Visiting a place like Kenya can have a major impact on your life, I don’t want to write about Kenya as if it’s hell on earth, if anything Kenya is one of the most advanced and progressive countries in Africa, but it’s still has problems with poverty and other 3rd world problems, what I mean is that a trip to a place like Kenya makes you feel truly grateful (some may feel a little guilt) that even though we live in a country which is still divided, we are still better off than many in the world, “visiting a slum with almost one million people was frightening, exiting and heart breaking” those were the words of Anne O’Neill, a RE teacher at Thornhill College in Londonderry, who I got the opportunity to interview about her life changing visit to Kenya along with trocaire teacher support programme.

Anne O’Neill has been involved with Trocaire for quite a while now, she has been involved with various trocaire projects in her school such as the Christmas gifts, she has done so much work that Trocaire gave her the opportunity to visit Kenya on a visit, they brought her along with a group of other people heavily involved with their organization to Kenya to show them the various projects that they have set up and where exactly the money is going. “When we first arrived we were a group of white people in the midst of a large body of black people, by the time we left, we could see the different tribes that we left, we could see the different tribes that people belonged to by their colour and face shape, we no longer saw colour, we saw our friends”

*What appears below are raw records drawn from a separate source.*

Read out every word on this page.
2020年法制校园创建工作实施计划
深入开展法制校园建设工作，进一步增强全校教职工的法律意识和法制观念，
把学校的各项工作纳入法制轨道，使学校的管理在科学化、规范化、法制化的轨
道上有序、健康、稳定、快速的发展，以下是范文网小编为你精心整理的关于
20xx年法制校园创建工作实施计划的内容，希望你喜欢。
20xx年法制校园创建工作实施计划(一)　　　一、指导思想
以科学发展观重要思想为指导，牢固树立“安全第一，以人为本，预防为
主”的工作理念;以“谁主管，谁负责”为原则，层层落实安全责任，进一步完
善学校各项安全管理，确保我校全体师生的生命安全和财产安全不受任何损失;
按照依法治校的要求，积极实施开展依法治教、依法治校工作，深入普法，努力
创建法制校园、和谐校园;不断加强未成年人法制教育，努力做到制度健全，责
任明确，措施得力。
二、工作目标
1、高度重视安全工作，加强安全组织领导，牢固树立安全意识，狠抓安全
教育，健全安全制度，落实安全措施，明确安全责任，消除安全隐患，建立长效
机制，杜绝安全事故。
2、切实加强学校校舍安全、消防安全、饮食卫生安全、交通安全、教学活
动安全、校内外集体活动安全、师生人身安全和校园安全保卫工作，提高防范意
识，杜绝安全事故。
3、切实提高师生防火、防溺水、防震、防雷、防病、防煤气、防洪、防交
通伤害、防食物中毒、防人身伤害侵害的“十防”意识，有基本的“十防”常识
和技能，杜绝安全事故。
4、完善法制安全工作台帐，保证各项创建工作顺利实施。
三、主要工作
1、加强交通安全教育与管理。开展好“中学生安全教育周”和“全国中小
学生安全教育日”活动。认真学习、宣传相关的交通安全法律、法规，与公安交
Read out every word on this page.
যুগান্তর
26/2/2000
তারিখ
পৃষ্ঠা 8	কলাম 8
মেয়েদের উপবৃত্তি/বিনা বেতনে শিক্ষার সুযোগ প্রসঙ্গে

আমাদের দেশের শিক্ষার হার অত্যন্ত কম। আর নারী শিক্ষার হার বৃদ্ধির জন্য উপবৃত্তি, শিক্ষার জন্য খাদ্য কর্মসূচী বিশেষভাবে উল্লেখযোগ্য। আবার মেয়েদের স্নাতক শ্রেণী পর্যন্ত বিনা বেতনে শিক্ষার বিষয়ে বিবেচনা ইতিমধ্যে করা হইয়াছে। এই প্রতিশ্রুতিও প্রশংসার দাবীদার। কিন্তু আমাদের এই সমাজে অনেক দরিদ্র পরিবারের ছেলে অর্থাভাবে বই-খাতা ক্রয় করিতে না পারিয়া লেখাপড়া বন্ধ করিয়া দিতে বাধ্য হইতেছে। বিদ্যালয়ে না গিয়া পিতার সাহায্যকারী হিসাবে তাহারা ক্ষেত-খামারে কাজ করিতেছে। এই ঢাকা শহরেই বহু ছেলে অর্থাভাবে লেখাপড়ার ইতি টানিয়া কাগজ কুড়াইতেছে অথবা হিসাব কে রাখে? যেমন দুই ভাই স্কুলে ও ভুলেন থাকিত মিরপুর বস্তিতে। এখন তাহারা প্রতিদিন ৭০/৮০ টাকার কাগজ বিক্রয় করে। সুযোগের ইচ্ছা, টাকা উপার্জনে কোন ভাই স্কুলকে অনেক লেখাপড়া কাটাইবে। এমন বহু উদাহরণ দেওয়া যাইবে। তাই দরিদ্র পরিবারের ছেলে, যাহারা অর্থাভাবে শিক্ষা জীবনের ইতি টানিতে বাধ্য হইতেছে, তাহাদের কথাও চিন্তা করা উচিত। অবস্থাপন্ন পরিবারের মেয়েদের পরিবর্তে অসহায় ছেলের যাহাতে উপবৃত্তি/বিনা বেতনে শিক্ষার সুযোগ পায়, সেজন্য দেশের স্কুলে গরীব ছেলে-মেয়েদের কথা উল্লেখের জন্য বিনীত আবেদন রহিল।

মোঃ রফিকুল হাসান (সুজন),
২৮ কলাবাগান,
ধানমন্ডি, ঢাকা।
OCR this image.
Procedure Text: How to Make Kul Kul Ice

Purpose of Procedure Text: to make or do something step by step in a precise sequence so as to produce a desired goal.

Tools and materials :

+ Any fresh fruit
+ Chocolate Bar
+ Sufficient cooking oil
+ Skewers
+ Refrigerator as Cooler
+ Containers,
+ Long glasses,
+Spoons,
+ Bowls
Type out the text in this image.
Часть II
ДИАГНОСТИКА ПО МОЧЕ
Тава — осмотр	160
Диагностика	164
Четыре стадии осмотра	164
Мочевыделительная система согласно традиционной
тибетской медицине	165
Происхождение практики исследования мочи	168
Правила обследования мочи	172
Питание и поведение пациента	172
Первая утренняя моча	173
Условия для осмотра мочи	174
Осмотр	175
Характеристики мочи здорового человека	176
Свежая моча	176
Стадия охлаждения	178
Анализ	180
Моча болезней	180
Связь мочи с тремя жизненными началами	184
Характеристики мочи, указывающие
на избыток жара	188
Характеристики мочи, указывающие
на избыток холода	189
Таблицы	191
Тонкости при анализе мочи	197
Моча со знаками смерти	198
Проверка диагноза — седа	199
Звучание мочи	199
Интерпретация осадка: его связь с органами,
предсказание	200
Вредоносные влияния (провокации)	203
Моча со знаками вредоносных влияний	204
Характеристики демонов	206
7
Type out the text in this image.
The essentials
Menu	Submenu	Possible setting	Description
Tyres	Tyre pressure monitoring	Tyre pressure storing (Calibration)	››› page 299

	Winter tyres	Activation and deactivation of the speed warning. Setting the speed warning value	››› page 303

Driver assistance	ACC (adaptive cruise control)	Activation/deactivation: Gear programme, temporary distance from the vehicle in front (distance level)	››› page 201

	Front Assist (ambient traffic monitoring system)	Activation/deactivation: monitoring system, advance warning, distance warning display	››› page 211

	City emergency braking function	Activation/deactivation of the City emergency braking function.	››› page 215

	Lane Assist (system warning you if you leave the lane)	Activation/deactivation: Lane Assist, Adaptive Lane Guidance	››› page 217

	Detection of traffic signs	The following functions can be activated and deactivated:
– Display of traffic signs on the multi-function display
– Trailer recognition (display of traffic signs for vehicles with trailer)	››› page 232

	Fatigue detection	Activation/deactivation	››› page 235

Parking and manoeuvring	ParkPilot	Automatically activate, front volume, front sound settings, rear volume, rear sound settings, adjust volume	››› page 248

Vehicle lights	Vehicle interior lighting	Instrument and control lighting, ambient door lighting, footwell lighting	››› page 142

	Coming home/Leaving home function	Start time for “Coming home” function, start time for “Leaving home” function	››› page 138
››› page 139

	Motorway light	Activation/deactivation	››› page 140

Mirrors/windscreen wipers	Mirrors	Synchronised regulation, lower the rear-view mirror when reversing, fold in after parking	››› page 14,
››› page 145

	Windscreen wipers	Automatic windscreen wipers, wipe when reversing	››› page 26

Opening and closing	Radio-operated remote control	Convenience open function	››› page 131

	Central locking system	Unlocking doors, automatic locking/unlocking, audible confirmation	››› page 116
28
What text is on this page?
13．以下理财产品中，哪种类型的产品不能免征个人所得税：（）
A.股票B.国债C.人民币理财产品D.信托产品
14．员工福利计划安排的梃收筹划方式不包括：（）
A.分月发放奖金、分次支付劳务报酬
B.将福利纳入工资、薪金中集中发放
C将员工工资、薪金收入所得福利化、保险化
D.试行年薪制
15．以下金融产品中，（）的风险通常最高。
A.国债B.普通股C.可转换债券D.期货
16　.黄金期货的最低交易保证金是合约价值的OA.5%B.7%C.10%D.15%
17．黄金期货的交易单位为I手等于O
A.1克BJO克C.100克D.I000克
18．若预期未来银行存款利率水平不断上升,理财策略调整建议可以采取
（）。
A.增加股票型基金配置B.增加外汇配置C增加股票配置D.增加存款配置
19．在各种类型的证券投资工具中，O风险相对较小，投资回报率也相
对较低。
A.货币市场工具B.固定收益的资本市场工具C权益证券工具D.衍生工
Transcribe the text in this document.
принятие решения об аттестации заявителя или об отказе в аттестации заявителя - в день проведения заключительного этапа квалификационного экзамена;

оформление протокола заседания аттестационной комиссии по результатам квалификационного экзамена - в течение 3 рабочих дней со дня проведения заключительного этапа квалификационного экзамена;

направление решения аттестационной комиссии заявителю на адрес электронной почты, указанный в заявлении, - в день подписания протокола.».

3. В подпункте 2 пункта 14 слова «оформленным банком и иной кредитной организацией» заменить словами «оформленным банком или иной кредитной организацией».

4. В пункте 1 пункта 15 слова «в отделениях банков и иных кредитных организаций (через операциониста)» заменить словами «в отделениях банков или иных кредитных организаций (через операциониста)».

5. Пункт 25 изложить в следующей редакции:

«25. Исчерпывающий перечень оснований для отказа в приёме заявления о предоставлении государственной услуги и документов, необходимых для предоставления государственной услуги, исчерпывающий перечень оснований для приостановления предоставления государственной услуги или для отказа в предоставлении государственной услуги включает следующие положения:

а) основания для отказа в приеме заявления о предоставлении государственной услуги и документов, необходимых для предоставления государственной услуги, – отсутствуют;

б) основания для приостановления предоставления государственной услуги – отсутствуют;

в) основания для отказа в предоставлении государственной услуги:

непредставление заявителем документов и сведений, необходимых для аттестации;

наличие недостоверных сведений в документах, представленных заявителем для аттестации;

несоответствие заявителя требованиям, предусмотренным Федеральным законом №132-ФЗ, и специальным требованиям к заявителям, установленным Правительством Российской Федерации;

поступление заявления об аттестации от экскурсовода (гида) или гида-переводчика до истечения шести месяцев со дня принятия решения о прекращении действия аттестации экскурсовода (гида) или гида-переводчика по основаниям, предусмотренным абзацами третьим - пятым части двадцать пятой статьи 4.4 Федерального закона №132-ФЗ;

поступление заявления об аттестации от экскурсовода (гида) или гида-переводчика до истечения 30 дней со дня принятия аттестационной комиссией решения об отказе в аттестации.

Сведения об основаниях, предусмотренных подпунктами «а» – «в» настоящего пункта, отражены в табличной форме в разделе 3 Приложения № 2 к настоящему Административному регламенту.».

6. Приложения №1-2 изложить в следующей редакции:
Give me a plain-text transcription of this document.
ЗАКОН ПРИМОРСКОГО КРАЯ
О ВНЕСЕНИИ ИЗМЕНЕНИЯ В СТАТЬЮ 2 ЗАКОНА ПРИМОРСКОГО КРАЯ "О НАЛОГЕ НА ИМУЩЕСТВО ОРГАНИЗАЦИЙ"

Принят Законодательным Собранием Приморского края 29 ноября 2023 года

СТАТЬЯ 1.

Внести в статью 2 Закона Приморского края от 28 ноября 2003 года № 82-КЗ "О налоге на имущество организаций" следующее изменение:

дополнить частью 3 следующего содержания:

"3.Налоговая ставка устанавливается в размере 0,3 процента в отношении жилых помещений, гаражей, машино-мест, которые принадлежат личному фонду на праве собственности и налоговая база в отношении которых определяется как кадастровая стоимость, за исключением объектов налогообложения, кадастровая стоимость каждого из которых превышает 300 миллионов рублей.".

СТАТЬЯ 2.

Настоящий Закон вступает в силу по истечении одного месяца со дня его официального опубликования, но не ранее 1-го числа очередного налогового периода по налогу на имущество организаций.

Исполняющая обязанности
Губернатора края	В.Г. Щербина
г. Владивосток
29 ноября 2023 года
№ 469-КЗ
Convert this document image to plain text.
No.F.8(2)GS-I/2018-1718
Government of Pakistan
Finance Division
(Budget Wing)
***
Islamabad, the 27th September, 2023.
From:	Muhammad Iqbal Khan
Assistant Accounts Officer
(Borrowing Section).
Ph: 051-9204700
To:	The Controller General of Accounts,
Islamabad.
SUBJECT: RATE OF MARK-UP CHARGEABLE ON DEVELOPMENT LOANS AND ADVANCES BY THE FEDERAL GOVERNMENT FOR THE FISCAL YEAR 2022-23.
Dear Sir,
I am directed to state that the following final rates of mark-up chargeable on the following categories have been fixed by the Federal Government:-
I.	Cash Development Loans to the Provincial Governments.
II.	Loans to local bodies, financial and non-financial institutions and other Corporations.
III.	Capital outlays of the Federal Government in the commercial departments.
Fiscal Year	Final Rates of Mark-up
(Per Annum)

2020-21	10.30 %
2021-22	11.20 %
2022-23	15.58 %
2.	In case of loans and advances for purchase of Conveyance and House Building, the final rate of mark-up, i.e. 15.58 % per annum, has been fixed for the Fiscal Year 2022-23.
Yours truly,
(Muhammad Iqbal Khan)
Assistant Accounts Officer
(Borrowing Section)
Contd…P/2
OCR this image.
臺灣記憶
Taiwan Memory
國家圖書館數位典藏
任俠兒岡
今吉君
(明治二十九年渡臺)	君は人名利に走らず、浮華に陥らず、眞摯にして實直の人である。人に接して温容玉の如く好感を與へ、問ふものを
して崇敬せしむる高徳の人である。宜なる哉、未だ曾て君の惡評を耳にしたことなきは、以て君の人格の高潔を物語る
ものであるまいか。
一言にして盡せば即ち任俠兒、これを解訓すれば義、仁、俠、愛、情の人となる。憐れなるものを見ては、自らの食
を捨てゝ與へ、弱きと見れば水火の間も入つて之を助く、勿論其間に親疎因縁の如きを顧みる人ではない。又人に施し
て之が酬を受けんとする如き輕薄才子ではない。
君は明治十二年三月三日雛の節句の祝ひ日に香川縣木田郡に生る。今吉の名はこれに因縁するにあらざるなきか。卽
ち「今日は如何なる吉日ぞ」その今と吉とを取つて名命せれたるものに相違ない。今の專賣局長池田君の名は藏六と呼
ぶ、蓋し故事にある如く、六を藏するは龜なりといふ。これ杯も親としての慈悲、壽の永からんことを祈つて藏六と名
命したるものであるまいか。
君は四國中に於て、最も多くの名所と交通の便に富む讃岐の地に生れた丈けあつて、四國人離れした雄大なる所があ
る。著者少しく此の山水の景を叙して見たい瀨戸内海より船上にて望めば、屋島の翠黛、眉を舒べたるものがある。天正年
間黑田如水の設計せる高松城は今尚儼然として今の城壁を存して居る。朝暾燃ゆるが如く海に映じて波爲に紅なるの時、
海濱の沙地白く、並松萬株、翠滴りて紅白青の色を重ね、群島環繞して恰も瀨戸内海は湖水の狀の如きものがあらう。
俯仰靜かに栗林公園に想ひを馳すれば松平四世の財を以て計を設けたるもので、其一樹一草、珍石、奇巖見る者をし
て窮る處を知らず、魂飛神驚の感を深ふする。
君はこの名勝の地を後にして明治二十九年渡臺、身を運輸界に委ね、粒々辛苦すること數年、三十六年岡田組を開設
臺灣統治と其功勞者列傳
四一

Mrs O’Neill told me a very saddening story about one of the people she met in Kenya; their names were Wilson and Teresa, “Wilson was dying from cancer and his wife had set up a crèche (day care centre) to provide for the family. Their house was a shack made of cardboard boxes with one armchair, a small TV and decorated with house paper cuttings and tinsel. 2 of their children had got to university; one had dropped out in his final year because he was unable to pay the fees.”

Not everything was upsetting; in fact a lot of it was quite amazing. Mrs O’Neill got the opportunity to work with one of the secondary schools in Kenya “the girl’s secondary school we visited had a brown uniform, the same as I had at school...they were the same as teenage girls in Ireland, interested in music and boys, they went to school from 8 to 6 everyday and Saturday until 2 o’clock.”

Mrs O’Neill also got the opportunity to go on a safari trip, “the safari gave us a chance to get up close to the giraffes and lions. The elephant sanctuary showed the beauty of Africa as well as the dignity of its people”

The visit showed Anne O’Neill just the amount of good that the Trocaire projects do across the world, and how the human spirit can overcome any adversity.

“Despite the desperate poverty, the people were cheerful, polite, welcoming and generous. They had next to nothing but were determined to make the best of what they had, life!”